Asked by Anonymous at 9:18 AM on Apr. 15, 2011 in Relationships

This question is closed.
Answers (11)
  • I would let it come to "why can't you do it?" because I would respond with "because you said you would." I wouldn't be nasty about it, but it's the same as I would do my kids - you said you would do it, and therefore I expect you will do it. I would also point out, if he's volunteering to do them and you're not asking him to do it, that if he isn't going to do something, he shouldn't volunteer to do it.

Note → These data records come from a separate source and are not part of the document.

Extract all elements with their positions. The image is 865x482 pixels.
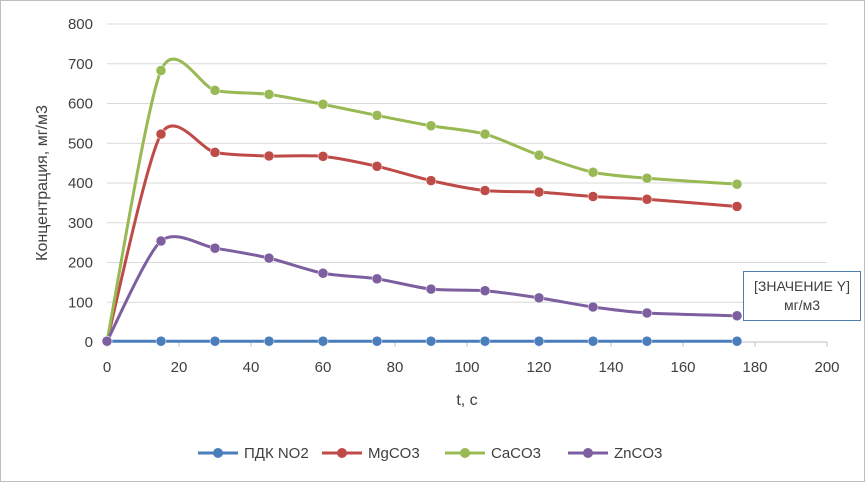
data-point: [587, 335, 599, 347]
data-point: [533, 186, 545, 198]
y-tick-label: 0: [85, 334, 93, 351]
data-point: [101, 335, 113, 347]
data-point: [209, 335, 221, 347]
data-point: [263, 335, 275, 347]
x-tick-label: 20: [171, 359, 188, 376]
data-point: [587, 301, 599, 313]
y-tick-label: 100: [68, 294, 93, 311]
data-point: [155, 65, 167, 76]
y-tick-label: 800: [68, 16, 93, 33]
x-tick-label: 40: [243, 359, 260, 376]
x-tick-label: 100: [454, 359, 479, 376]
data-point: [263, 150, 275, 162]
data-label-unit: мг/м3: [783, 297, 821, 313]
data-point: [263, 89, 275, 100]
legend-label: ПДК NO2: [244, 445, 309, 462]
x-tick-label: 140: [598, 359, 623, 376]
data-point: [317, 99, 329, 110]
legend-swatch-marker: [213, 448, 223, 458]
data-point: [425, 120, 437, 132]
data-point: [731, 178, 743, 190]
data-point: [533, 149, 545, 161]
data-point: [317, 151, 329, 162]
data-point: [425, 283, 437, 295]
data-point: [479, 285, 491, 296]
y-tick-label: 500: [68, 135, 93, 152]
legend-label: CaCO3: [491, 445, 541, 462]
data-point: [641, 172, 653, 184]
data-point: [371, 110, 383, 121]
x-tick-label: 80: [387, 359, 404, 376]
data-point: [209, 242, 221, 254]
data-point: [731, 201, 743, 212]
y-tick-label: 600: [68, 96, 93, 113]
data-point: [155, 335, 167, 347]
data-point: [263, 252, 275, 264]
series-line-3: [105, 235, 739, 343]
data-point: [209, 147, 221, 158]
legend-label: ZnCO3: [614, 445, 662, 462]
data-point: [155, 128, 167, 140]
series-line-1: [105, 124, 739, 343]
data-point: [731, 310, 743, 322]
y-tick-label: 300: [68, 215, 93, 232]
y-axis-title: Концентрация, мг/м3: [34, 105, 51, 261]
data-label-callout: [ЗНАЧЕНИЕ Y] мг/м3: [743, 271, 861, 321]
data-point: [641, 307, 653, 319]
y-tick-label: 400: [68, 175, 93, 192]
data-point: [317, 335, 329, 347]
x-tick-label: 180: [742, 359, 767, 376]
data-point: [425, 335, 437, 347]
data-point: [317, 267, 329, 279]
x-tick-label: 120: [526, 359, 551, 376]
data-point: [155, 235, 167, 247]
y-tick-label: 200: [68, 255, 93, 272]
x-tick-label: 60: [315, 359, 332, 376]
legend-swatch-marker: [460, 448, 470, 458]
legend-swatch-marker: [583, 448, 593, 458]
data-point: [731, 335, 743, 347]
data-point: [209, 85, 221, 96]
data-point: [425, 175, 437, 186]
data-point: [371, 335, 383, 347]
data-point: [641, 335, 653, 347]
x-tick-label: 0: [103, 359, 111, 376]
data-point: [587, 167, 599, 178]
legend-swatch-marker: [337, 448, 347, 458]
legend-label: MgCO3: [368, 445, 420, 462]
data-point: [479, 335, 491, 347]
y-tick-label: 700: [68, 56, 93, 73]
data-point: [641, 194, 653, 205]
data-point: [533, 335, 545, 347]
data-label-value: [ЗНАЧЕНИЕ Y]: [754, 278, 850, 294]
data-point: [479, 185, 491, 196]
x-axis-title: t, c: [456, 392, 477, 409]
data-point: [479, 128, 491, 140]
data-point: [371, 161, 383, 172]
data-point: [533, 292, 545, 304]
data-point: [587, 191, 599, 202]
x-tick-label: 160: [670, 359, 695, 376]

    Another thing I would do is to explain that you understand that *sometimes* things come up so he can't do whatever it is, but that when that happens, he needs to talk to you and let you know so that you won't think he's just ignoring his responsibilities.
    wendythewriter

    Answer by wendythewriter at 9:31 AM on Apr. 15, 2011

  • man wish i knew but glad its not just me
    rhonda111787

    Answer by rhonda111787 at 9:23 AM on Apr. 15, 2011

  • With my experience its not worth the argument because he never does anything he says he will or if i ask him to do something he so conveniently forgets..every time!! My favorite is when i'm done doing something he says.."oh I could have done that for you"...you just learn to deal with it..
    melsa30

    Answer by melsa30 at 9:31 AM on Apr. 15, 2011

  • I get annoyed and do it right in front of him on the few occasions he does this. He'll say, "I was going to get that," then try to take over, LOL.
    hopeandglory53

    Answer by hopeandglory53 at 9:34 AM on Apr. 15, 2011

  • Tell him to get off his ass and help. Just get right to it.
    spagirl0426

    Answer by spagirl0426 at 9:20 AM on Apr. 15, 2011

  • hmm when he says somthing liike :ill do the dishes before bed" maybe remind him like " hmm those dishes arent done..."
    Anonymous

    Answer by Anonymous at 9:31 AM on Apr. 15, 2011

  • Maybe get in the habit of right after you're finished eating you both get in the kitchen and get it cleaned up, and include the kids if they are old enough to carry things to the kitchen, etc.... It's a rule in our home. Our boys clear the table, and then if there's anything clean in the dishwasher they empty it, all 3 of them. Then I get in there and finish up. Hubby's not home most times, he works away a month at a time so I enlist our boys to help out.
    MrsLeftlane

    Answer by MrsLeftlane at 9:33 AM on Apr. 15, 2011

  • Do you do his laundry? When he needs clean clothes, tell him you will do it..no problem. Repeat word for word what & how he promises you so he will understand later....then dont do his clothes & when his clothes arent done, hehas wear those dirty clothes and hes upset...again repeat in his words of excuse that he gives you WHY he didnt do the dishes. Nagging at him wont get you any where, but if you use his own words and actions against him, he will catch on. If it makes him mad (eventually, you will need to make him mad to get the point across, you know that right) then you say.... "Now you know how I feel when you say your going to do something and dont. If your NOT going to do it...say so, so that I can and not be disappointed in you with false promises." Say it in a manner to make him think. Thats not nagging. Thats called finding a mutual ground in your relationship. Good Luck.
    lacyjones

    Answer by lacyjones at 9:36 AM on Apr. 15, 2011

  • I'm being a whiner because we don't have a dishwasher.. if we had a dish washer i wouldn't say anything but I HATE washing dishes by hand! Yes, that is my biggest issue but its the other things too.. taking blankets into town to wash them at his parents house because we live in his Grandmother's old home with a tiny washer and dryer that eats blankets, or cleaning the litter box.. just stupid stuff
    Anonymous

    Comment by Anonymous (original poster) at 9:38 AM on Apr. 15, 2011

  • Be honest with him. If you can't be brutally honest with your partner, then who can you be honest with? You should be able to say "Babe, when you promise me something it's expected for you to carry it through. Sure it's only dishes, but if you can't come through on even that how am I supposed to view you as a reliable person?" Be honest.